WACHS has a ‘Hot Debrief’ quick time out with a follow up a week or so later.
“It gives the clinical team an opportunity to talk about it with the broader collective. We’ve advocated for that as part of the team whether they be in Laverton, Kalgoorlie or Perth – that we are all part of the same team. St John’s Ambulance (officers), the police, they all come to debrief, its interagency and facilitated by the CNC. It takes the load off and supports staff in all our sites.”
Being dispersed geographically, the clinical team across different streams at WACHS huddle via video twice a day, am and pm.
“In telehealth we support people to learn new skills, when they are needed, and we take the cognitive load to enable people to do work of hands and hearts. It’s constantly evolving and is rewarding,” says Mel.
According to Mel, 5 key attributes of a telehealth nurse include:
- Excellent communication skills.
- Team player – you work independently but you collaborate with the wider team – ED, mental health, midwifery, palliative care, nurse practitioners, nurse educators, etc.
- IT savvy.
- Adaptable – you need to be able to pivot to whatever the need is.
- Able to troubleshoot. IT will always fail at some level. You need to be able to problem solve and know where and who can help you.
Working via video conferencing requires exceptional communication skills, says Mel.
“You rely heavily on verbal cues so you have to be really clear and concise and pick up on body language. You have to be more focused – you don’t have the senses of smell and touch so you need to get this information in a different way. Ask the question but more importantly hear the answer – and listen to what they’re not telling you!”
“You need to have significant and varied clinical skills and be quite experienced. It’s hard to deliver skills virtually if you do not have the clinical experience and rural and remote understanding. Having wide experience is invaluable.”

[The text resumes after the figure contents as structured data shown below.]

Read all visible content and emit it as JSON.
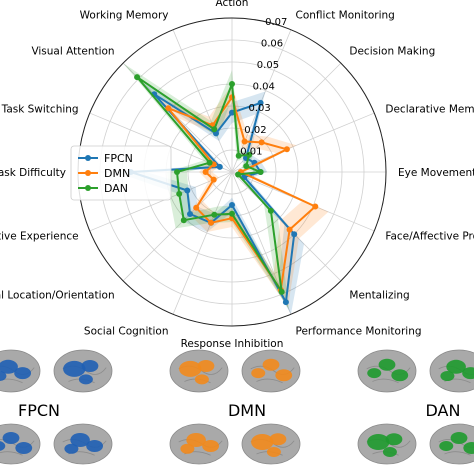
{
  "chart_data": {
    "type": "radar",
    "title": "",
    "axes": [
      "Action",
      "Conflict Monitoring",
      "Decision Making",
      "Declarative Memory",
      "Eye Movements",
      "Face/Affective Processing",
      "Mentalizing",
      "Performance Monitoring",
      "Response Inhibition",
      "Social Cognition",
      "Spatial Location/Orientation",
      "Affective Experience",
      "Task Difficulty",
      "Task Switching",
      "Visual Attention",
      "Working Memory"
    ],
    "rlim": [
      0,
      0.07
    ],
    "rticks": [
      "0.01",
      "0.02",
      "0.03",
      "0.04",
      "0.05",
      "0.06",
      "0.07"
    ],
    "grid": true,
    "legend": "left",
    "series": [
      {
        "name": "FPCN",
        "color": "#1f77b4",
        "values": [
          0.027,
          0.034,
          0.009,
          0.011,
          0.013,
          0.006,
          0.04,
          0.064,
          0.015,
          0.025,
          0.027,
          0.022,
          0.046,
          0.006,
          0.05,
          0.019
        ]
      },
      {
        "name": "DMN",
        "color": "#ff7f0e",
        "values": [
          0.034,
          0.015,
          0.019,
          0.027,
          0.004,
          0.041,
          0.037,
          0.058,
          0.021,
          0.025,
          0.023,
          0.009,
          0.012,
          0.009,
          0.041,
          0.023
        ]
      },
      {
        "name": "DAN",
        "color": "#2ca02c",
        "values": [
          0.04,
          0.008,
          0.011,
          0.007,
          0.013,
          0.003,
          0.025,
          0.059,
          0.019,
          0.021,
          0.031,
          0.026,
          0.025,
          0.011,
          0.061,
          0.021
        ]
      }
    ]
  },
  "brains": [
    {
      "label": "FPCN",
      "color": "#1f5fb4"
    },
    {
      "label": "DMN",
      "color": "#f28a1c"
    },
    {
      "label": "DAN",
      "color": "#1e9a2e"
    }
  ]
}
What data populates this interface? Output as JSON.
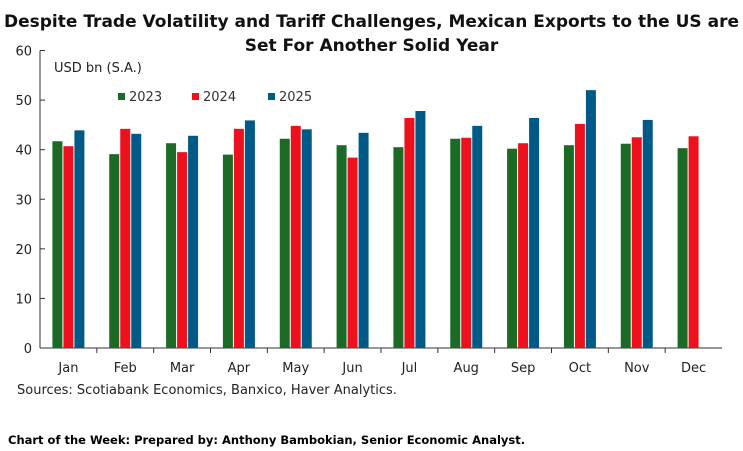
{
  "title_line1": "Despite Trade Volatility and Tariff Challenges, Mexican Exports to the US are",
  "title_line2": "Set For Another Solid Year",
  "source": "Sources: Scotiabank Economics, Banxico, Haver Analytics.",
  "footer": "Chart of the Week:  Prepared by: Anthony Bambokian, Senior Economic Analyst.",
  "chart_data": {
    "type": "bar",
    "ylabel": "USD bn (S.A.)",
    "ylim": [
      0,
      60
    ],
    "yticks": [
      0,
      10,
      20,
      30,
      40,
      50,
      60
    ],
    "grid": false,
    "legend": "top-left",
    "categories": [
      "Jan",
      "Feb",
      "Mar",
      "Apr",
      "May",
      "Jun",
      "Jul",
      "Aug",
      "Sep",
      "Oct",
      "Nov",
      "Dec"
    ],
    "series": [
      {
        "name": "2023",
        "color": "#1b6b26",
        "values": [
          41.7,
          39.1,
          41.3,
          39.0,
          42.2,
          40.9,
          40.5,
          42.2,
          40.2,
          40.9,
          41.2,
          40.3
        ]
      },
      {
        "name": "2024",
        "color": "#ec111d",
        "values": [
          40.7,
          44.2,
          39.5,
          44.2,
          44.8,
          38.4,
          46.4,
          42.4,
          41.3,
          45.2,
          42.5,
          42.7
        ]
      },
      {
        "name": "2025",
        "color": "#005a87",
        "values": [
          43.9,
          43.2,
          42.8,
          45.9,
          44.1,
          43.4,
          47.8,
          44.8,
          46.4,
          52.0,
          46.0,
          null
        ]
      }
    ]
  }
}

The opportunities and roles in telehealth are varied. Within WACHS, roles include for ED nurses, midwives, senior midwifery support providing remote CTG monitoring, mental health nurses, palliative care nurses, nurse and midwifery educators, chemotherapy nurses, OPD, burns, and wounds. In addition, there are roles for education and support for new graduates and transitioning nurses.
“The opportunities in telehealth are endless. This is a growing space to be in at the moment and there’s plenty of innovation.
“Be curious about what’s out there and how you can use your existing skills. Telehealth is not intended to replace the invaluable nurses and midwives living and working in rural and remote communities, the boots on the ground nursing, it’s an addition to existing services to improve the provision of care for patients and support for our colleagues. The boundaries are endless.”